Merritt claims arrest left him traumatized
During the trial, Merritt claims he suffered catastrophic damages because of being falsely arrested and falsely incarcerated. Forensic psychologist Dr. Jill Hayes tested Merritt, met with him, and evaluated him over the past few years. She diagnosed him with PTSD, major depressive disorder, and antisocial personality disorder.
"The index trauma for Mr. Merritt would be being falsely arrested in September 2015, falsely incarcerated," read a portion of Dr. Hayes' testimony. "He was surveilled when after he got out of jail. It’s a culmination of the initial arrest and incarceration, but also the events after his release. The publicity, the re-experiencing the trauma."
Jurors also heard from a relative in Florida, who Merritt moved in with in 2016.
She described the stress and trauma she witnessed in Merritt, after he decided to move away from aArizona and his children
"Mr. Merritt was not exaggerating the symptoms that he had," Dr. Hayes testified. "In fact, he was downplaying some of his symptoms."
Merritt is expected to take the stand in the case. State lawyers, meanwhile, could call incumbent DPS Director Heston Silbert to testify. Silbert was the person who made the final decision to arrest Merritt in 2015.

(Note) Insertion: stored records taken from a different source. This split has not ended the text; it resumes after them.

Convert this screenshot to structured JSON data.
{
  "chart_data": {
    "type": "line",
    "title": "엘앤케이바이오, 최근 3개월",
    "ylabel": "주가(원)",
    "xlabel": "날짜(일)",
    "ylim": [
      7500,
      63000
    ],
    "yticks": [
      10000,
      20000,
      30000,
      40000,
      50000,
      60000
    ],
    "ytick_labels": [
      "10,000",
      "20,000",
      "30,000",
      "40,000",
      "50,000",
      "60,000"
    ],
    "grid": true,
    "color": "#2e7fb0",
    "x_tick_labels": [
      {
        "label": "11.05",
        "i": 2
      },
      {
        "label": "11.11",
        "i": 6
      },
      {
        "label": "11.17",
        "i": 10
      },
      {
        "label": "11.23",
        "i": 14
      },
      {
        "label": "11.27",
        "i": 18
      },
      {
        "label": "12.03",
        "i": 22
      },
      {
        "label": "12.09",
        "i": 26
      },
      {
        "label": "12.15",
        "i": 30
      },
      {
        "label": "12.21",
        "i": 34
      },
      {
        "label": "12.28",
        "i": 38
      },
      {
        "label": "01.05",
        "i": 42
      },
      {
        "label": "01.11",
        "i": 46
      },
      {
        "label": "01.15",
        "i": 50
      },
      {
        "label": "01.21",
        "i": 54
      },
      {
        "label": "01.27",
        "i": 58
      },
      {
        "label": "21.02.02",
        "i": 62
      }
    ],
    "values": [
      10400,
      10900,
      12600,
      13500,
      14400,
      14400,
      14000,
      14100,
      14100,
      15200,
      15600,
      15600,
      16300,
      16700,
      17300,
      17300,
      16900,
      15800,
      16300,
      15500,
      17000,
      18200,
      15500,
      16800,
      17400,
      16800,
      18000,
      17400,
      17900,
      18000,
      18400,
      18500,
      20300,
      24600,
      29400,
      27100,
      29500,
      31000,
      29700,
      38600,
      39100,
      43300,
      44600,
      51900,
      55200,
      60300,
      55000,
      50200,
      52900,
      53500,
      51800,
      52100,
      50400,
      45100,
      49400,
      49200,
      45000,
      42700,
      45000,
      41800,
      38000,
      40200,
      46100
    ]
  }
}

Shootings left Valley residents fearful of safety
No one was seriously injured when bullets struck eight cars in late August and early September of 2015. Three other vehicles were struck with projectiles such as BBs or pellets. A 13-year-old girl was struck by glass in one of the attacks.
The shootings sparked so much fear that people avoided driving the freeways, school buses took different routes, and signs were posted telling people to be careful.
Then-Department of Public Safety Director Frank Milstead had said the shootings were the work of a domestic terrorist, and authorities heightened patrols and surveillance in pursuit of a suspect.
Merritt arrested, later exonerated
Minutes after Merritt was arrested, Gov. Doug Ducey triumphantly tweeted, “We got him!”
Investigators from the Arizona Department of Public Safety had said Merritt’s handgun was linked to four of the shootings. But an outside forensic firearms examiner later said bullets from those shootings couldn’t be “excluded or identified” as having come from Merritt’s gun.
The judge presiding over Merritt’s lawsuit has said the firearms examiner and two other ballistics experts found insufficient evidence to link Merritt’s gun to the four shootings. No one else has been arrested in any of the shootings.
Merritt’s attorney, Jason Lamm, and Ed Novak, a lawyer representing Department of Public Safety employees in the lawsuit, declined to comment on the case. A judge has barred attorneys from commenting on the arrest and the actions of investigators.
In his lawsuit against the Department of Public Safety, Merritt alleged authorities pursued charges even though they knew his handgun was at a pawn shop during the last of the four shootings with which he was charged. He also accused the Department of Public Safety of changing the timeline of the shooting to fit a theory that a bullet from Merritt’s gun got lodged in the sidewall of a tire. The agency has denied those allegations.
This summer, another judge took the rare step of issuing an order declaring that Merritt had been officially cleared of criminal allegations in the freeway shooting case.
Most of Merritt’s legal claims against the Department of Public Safety were dismissed in late 2019. But he can still seek damages on his claims of false arrest and false imprisonment for the six-day span between his arrest and indictment.
The judge presiding over Merritt’s lawsuit has said a jury could reasonably conclude police lacked probable cause to detain Merritt during that six-day period. But the judge also ruled Merritt’s subsequent indictment was supported by a presumption of probable cause.
Maricopa County paid Merritt $100,000 in late 2018 to settle legal claims against then-County Attorney Bill Montgomery’s office, which prosecuted Merritt, county officials said.
The trial is scheduled to resume on Monday, Nov. 2.